Pero le amaba. Así de sencillo. Y no quiero excusarme, aunque haya tratado de hacerlo continuamente a lo largo de todos estos años de exilio voluntario. Siempre me escondí tras ese amor inconcluso para disculparlo, para decirme a mí misma que solo era una mujer enamorada de un hombre que jamás podría ser mi marido. Le adoré siempre, desde el mismo instante en que le conocí. Ese amor desmesurado morirá conmigo, descansará en el cementerio que me espera, lejos de España, en este país que me ha ayudado a poner paz en mi existencia, y en el que él se sintió tranquilo.

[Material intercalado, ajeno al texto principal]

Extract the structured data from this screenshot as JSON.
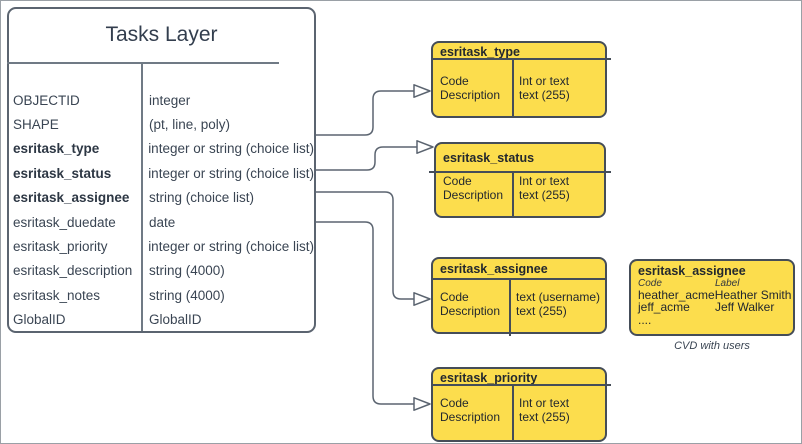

Habrían de pasar más de cuarenta años de esta historia, que he recopilado como testimonio y fe de la verdad y que he entregado a mi nuera Laura Bastiani, para que una mañana, cercana a su muerte, Francisco Anglada, viejo y cansado pero con la emoción intacta de su juventud, deseara contarme la verdad. Su terrible verdad. Qué obstinación la suya de querer tapar con sucias mentiras, tras huir de Madrid a finales de 1936, lo que le hizo a su única hija, muerta y sin enterrar, como Polinices. Y sin pretender ser yo ninguna Antígona, sí he de honrar la memoria de Jimena, aunque su cadáver nunca se encontrara.

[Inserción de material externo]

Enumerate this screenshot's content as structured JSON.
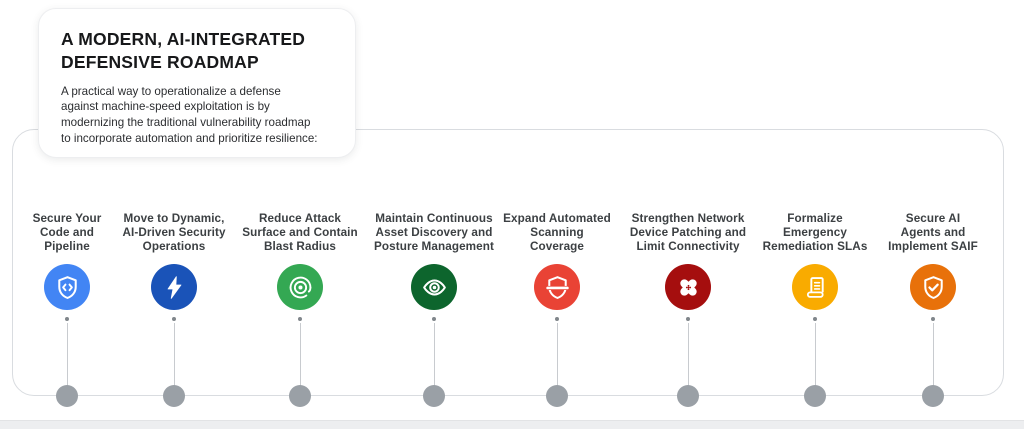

Su confesión me extrañó. No era hombre dado a confesiones o arrepentimientos. Fue en una calurosa mañana de verano de 1979, coincidiendo con el último viaje que Fran hizo a Roma. Acababa de llegar de Madrid. Paseábamos de la mano, como dos jovenzuelos que aún tienen el futuro por delante, sobre la hierba fresca de mis amados jardines de Villa Borghese. Recuerdo que él llevaba una suave camisa blanca de cuello Mao y una americana de lino. Nos asomamos al mirador de las aguas de Castalia, del monte Pincio, para sentir el vértigo de la ciudad a nuestros pies. Una alfombra de tejados, cúpulas, iglesias, murallas y ruinas parecía moverse en el hormigueo sutil de una ciudad que nunca se queda quieta y se desplaza, sin que lo percibamos, por los siglos y los siglos, entre la nueva y la antigua Roma. La mañana nos regalaba todo su esplendor, bajo el sol templado de las primeras horas estivales. Era nuestro lugar favorito del parque. Fran se detuvo a observar las ruinosas piedras de la muralla aureliana como si nunca las hubiese visto. No sé, creo que esa antigua ruina le despertaba la memoria de su vida. Y también la nostalgia.

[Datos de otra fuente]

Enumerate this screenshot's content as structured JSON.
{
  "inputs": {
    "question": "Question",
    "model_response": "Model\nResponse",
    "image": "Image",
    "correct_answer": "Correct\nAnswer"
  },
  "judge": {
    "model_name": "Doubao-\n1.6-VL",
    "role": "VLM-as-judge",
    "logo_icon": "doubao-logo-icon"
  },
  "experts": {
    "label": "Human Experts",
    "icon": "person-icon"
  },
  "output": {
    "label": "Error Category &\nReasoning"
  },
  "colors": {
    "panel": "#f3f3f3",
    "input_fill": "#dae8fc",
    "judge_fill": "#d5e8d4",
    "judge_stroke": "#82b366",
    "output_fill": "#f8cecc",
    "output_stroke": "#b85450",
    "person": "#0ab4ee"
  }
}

Habíamos caminado desde la Piazza del Popolo, final de la Via del Corso, donde desayunamos, hasta la Piazza Napoleone, junto al Palacio Bastiani, residencia de mi nuera Laura y en donde vivo desde hace más de veinte años. Estábamos algo cansados de la caminata porque los años no perdonan. Miró al frente, sobre el mirador del parque, hacia una vieja ciudad tan cansada como nosotros, y cerró los ojos, preocupado, respirando profundamente. Podía oír el latido de su corazón como encerrado en una caja de zapatos, y lo vi tan joven y varonil como había sido siempre. Continuamos nuestro paseo por el cauce del arroyo que discurre entre las fuentes del lado norte de la colina. Sin darnos cuenta, nos adentrábamos cada vez más en la espesa arboleda que nos hizo perder el sentido de la orientación. Pronto, los árboles nos apresaron en su laberinto de veredas y estatuas de diosas romanas. El tiempo quedaba extramuros, paralizado, o eso dice todo el que camina por esos parajes. Encontramos un banco y nos sentamos junto a unos altos setos de boj. Estaban milimétricamente podados, con formas redondeadas como enormes cabezas. El sol iba subiendo lentamente. Fran se resistía a hablar. Entreabrió las piernas y apoyó los codos sobre las rodillas sujetándose la frente. Sus ojos grandes y saltones, empequeñecidos por los años y mirándome de una manera que no me gustó en absoluto, querían hablar a borbotones.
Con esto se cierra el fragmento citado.